Saturday morning the torah-study group got to the passage in Sh'lach
L'cha about the man who was found gathering wood on Shabbat (Num 15:32+).
They find him, bring him to Moshe and Aharon, and God pronounces a death
sentence. (I assume this passage is part of the proof-text for the 39
categories of forbidden work on Shabbat, though I know that mostly
comes from the tasks involved in building the mishkan.)
Later, in the talmud, the rabbis will interpret capital punishment in
such a way that it's nearly impossible to actually execute someone.
(Rabbi Akiva said that a court that executes one person in 70 years is
a bloodthirsty court.) Tractate Sanhedrin gives the following conditions
that must apply before a capital case can proceed: there must be two
eye-witnesses (circumstantial evidence doesn't count); they must warn
the person that he is about to commit a capital offense; he must
acknowledge this and state he intends to do it anyway; they must see
him do it very soon thereafter. (There are other requirements about
the composition of the court, the questioning of witnesses, and the
implementation of the sentence, too.)
If I understand the process correctly, the rabbinic and midrashic
process is such that because this is the law and this person was actually
executed, then all of that must have happened even though the torah
doesn't tell us about it. (That's ok; there's lots of stuff the
written torah doesn't tell us directly.) So if that's the case, and
if this isn't just a parable inserted into the torah, then how could
there be any question? Why did the men not know how to proceed, and
why did Moshe have to turn to God for a judgement?

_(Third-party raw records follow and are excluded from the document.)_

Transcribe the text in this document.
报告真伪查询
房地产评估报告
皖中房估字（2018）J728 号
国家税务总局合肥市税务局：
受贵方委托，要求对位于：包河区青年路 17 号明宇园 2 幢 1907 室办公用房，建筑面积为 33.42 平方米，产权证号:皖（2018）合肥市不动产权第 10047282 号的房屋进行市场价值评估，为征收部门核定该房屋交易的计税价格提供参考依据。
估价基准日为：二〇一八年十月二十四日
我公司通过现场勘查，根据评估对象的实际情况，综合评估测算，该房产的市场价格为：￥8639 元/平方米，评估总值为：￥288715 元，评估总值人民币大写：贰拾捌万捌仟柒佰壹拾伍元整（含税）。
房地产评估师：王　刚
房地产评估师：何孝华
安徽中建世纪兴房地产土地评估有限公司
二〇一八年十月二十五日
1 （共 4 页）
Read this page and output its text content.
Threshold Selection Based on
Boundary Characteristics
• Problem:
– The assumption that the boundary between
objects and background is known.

That wasn't actually my question on reading this. The question
back-formed when I noticed a detail.
A small thing in the Hebrew caught my eye. Where it says that the
people who found the man brought him to Moshe and Aharon, the verb
is "karov" (or maybe slightly different vowels, but that's the word).
This word means "bring" as used here, but it also means "draw near". There
is a movement in Orthodox Judaism today called "kiruv", which is all about
bringing non-observant Jews closer to Judaism. This is what the
Lubavichers are doing when they approach people on the street during
Sukkot and ask if they've shaken the lulav today, or when they hand out
Chanukah kits in December, and so on. But the real work of the kiruv
movement, as I understand it, runs deeper: invite people to spend a
Shabbat (or several) with you and they may see the beauty of Shabbat
and work harder to achieve it themselves next time. Or something like
that.
So in modern Hebrew, at least, there is a sense of "outreach" in this
word, of helping the person become closer to God in the only ways
available to us now that we don't have the temple. Remember the
temple offerings? The word for that is "korban". Same word, and that's
biblical Hebrew. So I think this is a legitimate connection in the
text.
I had always read this story with the witnesses as accusers or police
or something of that sort. But maybe that's not it at all. Per
rabbinic process they already knew the rules, but maybe their appeal
to Moshe and Aharon was one of kiruv, not judgement. Maybe they were
saying something akin to "this person is obviously misguided; please
help him".
If so, doesn't that make the decree even harsher? Whence repentance
in all of this? But we aren't told anything about the man;
had he repented (he had the opportunity to do so) the decree may
have been averted. Maybe that's why Moshe and Aharon didn't act
immediately but waited for judgement from God -- even though the man
had (presumably) already acknowledged warnings from the witnesses,
they wanted to give him one last chance.
I have no idea if this is a legitimate interpretation, and I'm not
advocating it so much as noting the possibility, but there it is.
The story comes right after a passage telling us "one law for everyone"
and right before the commandment to wear tzitzit as a reminder of the
mitzvot (this is the second paragraph after the Sh'ma in the service).
In the next chapter, Korach and his band will lead a fateful rebellion
against the authority of Moshe and Aharon.